Okay, what do you do when you plug in g(x)?
You are substituting all of the x's in f(x) for g(x), right?

so if f(g(x)) = (x+1)^2 and g(x) x^2, what would have x been before you plugged in x^2?

x^(1/2).

why?

if you have x^(1/2) and substitute in the x^2 for x you get:

(x^2)^(1/2). when you have an exponent to an exponent, you multiply the two.

2*(1/2)= 1

x^1 = x

that is how the f(g(x)) was formed.
now we know f(x) = [x^(1/2)+1]^2

so we plug in for f(4) = [4^(1/2)+1]^2

4^(1/2) = 2 so,

f(4) = [2+1]^2
f(4) = 3^2
f(4) = 9.

hope that helps.

 

[299678]

Thank you for your input, but still don't get it. I am so frustrating for this kinds of problem.

 

[dentalWorks]

if f[g(x)] = (x+1)^2 and
g(x) = x^2,
find f(x) when x = 4

answer is 9 I need ur explanation to support your answer.
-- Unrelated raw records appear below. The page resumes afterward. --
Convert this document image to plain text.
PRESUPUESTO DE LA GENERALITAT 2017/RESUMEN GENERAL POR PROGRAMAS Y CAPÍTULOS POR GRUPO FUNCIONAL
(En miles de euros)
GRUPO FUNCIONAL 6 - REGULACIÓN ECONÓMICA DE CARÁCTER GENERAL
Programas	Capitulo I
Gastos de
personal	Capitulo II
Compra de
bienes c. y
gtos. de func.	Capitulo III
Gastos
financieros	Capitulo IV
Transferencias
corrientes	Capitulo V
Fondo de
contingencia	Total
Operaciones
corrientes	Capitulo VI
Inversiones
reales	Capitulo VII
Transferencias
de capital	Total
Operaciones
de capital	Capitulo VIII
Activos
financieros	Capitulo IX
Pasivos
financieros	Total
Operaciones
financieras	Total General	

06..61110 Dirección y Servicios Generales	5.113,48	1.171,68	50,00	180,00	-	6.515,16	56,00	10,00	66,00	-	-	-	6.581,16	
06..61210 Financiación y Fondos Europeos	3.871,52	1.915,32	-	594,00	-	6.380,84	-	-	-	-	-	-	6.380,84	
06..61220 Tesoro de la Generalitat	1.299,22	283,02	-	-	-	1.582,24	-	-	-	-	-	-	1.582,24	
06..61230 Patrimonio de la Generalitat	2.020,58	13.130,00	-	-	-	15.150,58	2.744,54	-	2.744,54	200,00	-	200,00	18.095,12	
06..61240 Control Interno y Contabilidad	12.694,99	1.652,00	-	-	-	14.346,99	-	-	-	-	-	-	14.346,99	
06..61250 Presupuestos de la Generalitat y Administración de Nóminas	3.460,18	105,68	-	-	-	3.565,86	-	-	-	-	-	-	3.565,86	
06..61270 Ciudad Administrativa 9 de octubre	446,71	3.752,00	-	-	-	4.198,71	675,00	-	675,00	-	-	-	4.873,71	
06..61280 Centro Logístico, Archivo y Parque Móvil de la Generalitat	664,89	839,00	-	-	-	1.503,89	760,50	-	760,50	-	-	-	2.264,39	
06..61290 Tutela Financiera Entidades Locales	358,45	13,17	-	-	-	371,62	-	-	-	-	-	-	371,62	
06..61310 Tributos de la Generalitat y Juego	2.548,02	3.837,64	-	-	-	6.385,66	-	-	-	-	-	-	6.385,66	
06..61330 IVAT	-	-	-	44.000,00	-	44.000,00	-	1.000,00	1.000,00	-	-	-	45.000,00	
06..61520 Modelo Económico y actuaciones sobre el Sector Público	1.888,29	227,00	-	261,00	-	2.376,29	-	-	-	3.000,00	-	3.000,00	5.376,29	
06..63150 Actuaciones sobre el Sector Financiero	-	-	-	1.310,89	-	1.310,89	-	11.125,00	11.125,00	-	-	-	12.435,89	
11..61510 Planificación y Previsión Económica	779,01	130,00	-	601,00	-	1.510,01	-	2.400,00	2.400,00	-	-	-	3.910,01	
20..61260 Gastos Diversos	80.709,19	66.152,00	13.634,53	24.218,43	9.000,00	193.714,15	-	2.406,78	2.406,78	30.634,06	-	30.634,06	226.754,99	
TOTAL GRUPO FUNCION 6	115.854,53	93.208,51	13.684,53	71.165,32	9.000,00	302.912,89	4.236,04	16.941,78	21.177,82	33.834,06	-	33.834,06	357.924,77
Thank you

The reason why this question is confusing is because the last statement (the "find" statement) its written SOOOO POORLY !!!... here is how it should have been written

if f[g(x)] = (x+1)^2 and
g(x) = x^2,
find f(4)

Is it starting to click? I hope so...

1) How do you get f(4) ? Bascially I am asking you how are you able to stick a 4 in the parenthesis area
Answer: set x = 2 and plug it into the g(x) function.
so... g(2) = 2^2 = 4

2) now take that 4 and plug it into f(x) and you get...
f(4) = (2 + 1) ^ 2 = 9